Among them: ``Dutch treat'' (``implies that Dutch people are cheap'') and ``ugh,'' said to be offensive to native Americans. School systems are scrutinizing their curricula, moreover, to insure that various ethnic and gender groups get due inclusion.

Of course, the language should be free of latent bigotry, and of course the various groupings in the ethnic mosaic deserve a fair shake. But fussbudgetry over expressions like ``ugh'' aside, let's not pretend that the Puritan approach to language and textbooks will produce a nation committed to social justice. Something more is needed.

It is curious - and significant - that the activism of the 1960s grew out of a postwar decade that today seems benighted. Reporters called women ``blondes.'' Jack Benny's Rochester represented blacks on TV. The '50s provided ``negative stereotypes'' aplenty. But there was also an innocence that made eventual outrage at these possible.
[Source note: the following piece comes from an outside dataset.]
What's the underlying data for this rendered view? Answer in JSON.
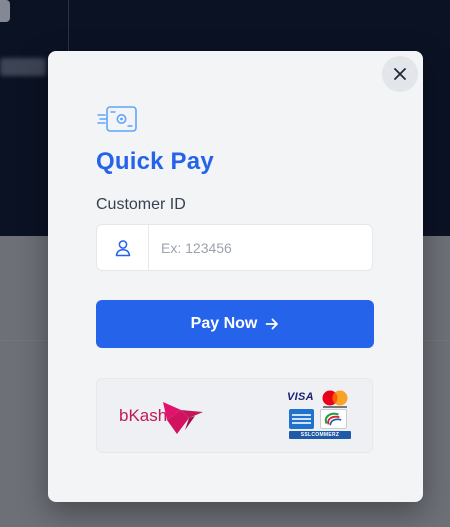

There are a lot of theories regarding when the '60s actually began. My own view is 1957, the year Walter O'Malley uprooted the Brooklyn Dodgers and took them to Los Angeles. The ``Bums'' of Flatbush were almost family to their diehard fans. They stood for loyalty and local tradition, compared with the rival Yankees, who dressed in pinstripes like the bankers who foreclosed on the family home. When O'Malley moved the Dodgers - for money - he ripped aside the veil, revealing the cupidity beneath the national game.

It is probably no accident that many '60s radicals like Tom Hayden were avid baseball fans. Nor that the outrage at the Dodger move prefigured in some ways the radical view of the Vietnam War as a corrupt crusade parading in vestures of high national purpose. Whatever. Before there could be revulsion, there had to be innocence first.

The naive flag-waving of the old American history texts didn't necessarily produce proto-Reaganites, as reformers seem to assume. A generation taught that America is the land of equality was outraged to learn that blacks had to sit in the back of the bus. Reared on the notion that America stood for democracy and freedom, the early baby boomers could feel disgust at the dictators our government was prone to support.

This is not an argument for racial stereotypes and jingoist textbooks. But turning tolerance into textbook piety doesn't help matters much. Kids rebel instinctively, which is part of the reason for the new campus racism today. Mere factual correction, moreover, is not enough. I saw this in students in my writing class last year. Their political instincts were not so far from the '60s. What was lacking was the kind of personal violation that comes from ideals trampled and values scorned.

I have to think that a generation that knew (or imagined) sports purity in Ted Williams, that recalled the sweetness of Johnny Mathis and the Platters, that believed the Declaration of Independence meant what it said, was prepared for activism and outrage in a way the textbook and language reformers don't quite understand.